When loading data from external tables with gpfdist, the query fails with the following error:
ERROR: gpfdist error - line too long in file /tmp/1.log near (0 bytes) (url.c:1746) (seg13 slice1 sdw3:43001 pid=23691) (cdbdisp.c:1499) DETAIL: External table new_test, file gpfdist://mdw:8090/1.log
The default row limit for external tables using gpfdist is 32KB as documented. If certain rows are longer than 32KB, the query will error out wit the message "line too long in file".
Here is more information regarding the test case:
msong=# create external table new_test ( a text) location('gpfdist://mdw:8090/1.log') FORMAT 'TEXT' (DELIMITER '|'); CREATE EXTERNAL TABLE msong=# select * from new_test; ERROR: gpfdist error - line too long in file /tmp/1.log near (0 bytes) (url.c:1746) (seg13 slice1 sdw3:43001 pid=23691) (cdbdisp.c:1499) DETAIL: External table new_test, file gpfdist://mdw:8090/1.log msong=#
gpfdist verbose logs contains the following 500 session error:
ps -ef|grep gpfdist gpadmin 20727 27150 0 13:37 pts/5 00:00:00 gpfdist -d /tmp -l /tmp/1.log -p 8090 -V cat /tmp/1.log [2014-06-18 13:39:14] ::ffff:172.28.8.7 - 500 session error [44] request end --------------------------------------------------- [2014-06-18 13:39:14] ::ffff:172.28.8.7 requests /1.log [2014-06-18 13:39:14] [45] got a request: GET /1.log HTTP/1.1 [2014-06-18 13:39:14] request headers:Host:172.28.8.250:8090 Accept:*/* X-GP-XID:1402370147-0000043790 X-GP-CID:0 X-GP-SN:0 X-GP-SEGMENT-ID:38 X-GP-SEGMENT-COUNT:48 X-GP-LINE-DELIM-LENGTH:-1 X-GP-PROTO:1 X-GP-MASTER_HOST:172.28.8.250 X-GP-MASTER_PORT:4300 X-GP-CSVOPT:m0x92q0h0 X-GP_SEG_PG_CONF:/data1/primary_4300/gpseg38/postgresql.conf X-GP_SEG_DATADIR:/data1/primary_4300/gpseg38 X-GP-DATABASE:msong X-GP-USER:gpadmin X-GP-SEG-PORT:43002 X-GP-SESSION-ID:83085 [2014-06-18 13:39:14] ::ffff:172.28.8.7 - 500 session error [45] request end ---------------------------------------------------
Use the -m option to increase the max row length for gpfdist. This value can be increased up to 256MB.

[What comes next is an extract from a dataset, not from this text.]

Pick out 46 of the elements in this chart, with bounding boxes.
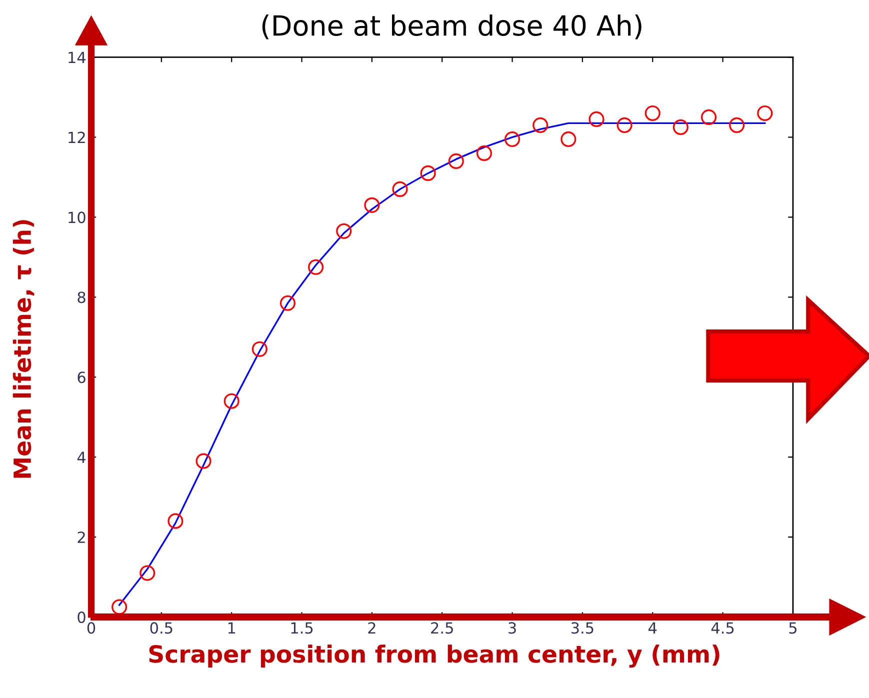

For example, increasing the value up to 64KB solved the issue in our test case.
gpfdist -t 600 -d /tmp -l /tmp/1.log -p 8090 -V -m 655350 &
Note: If using gpload, can pass the -m parameter value to gpfdist using the MAX_LINE_LENGTH parameter in the YAML file.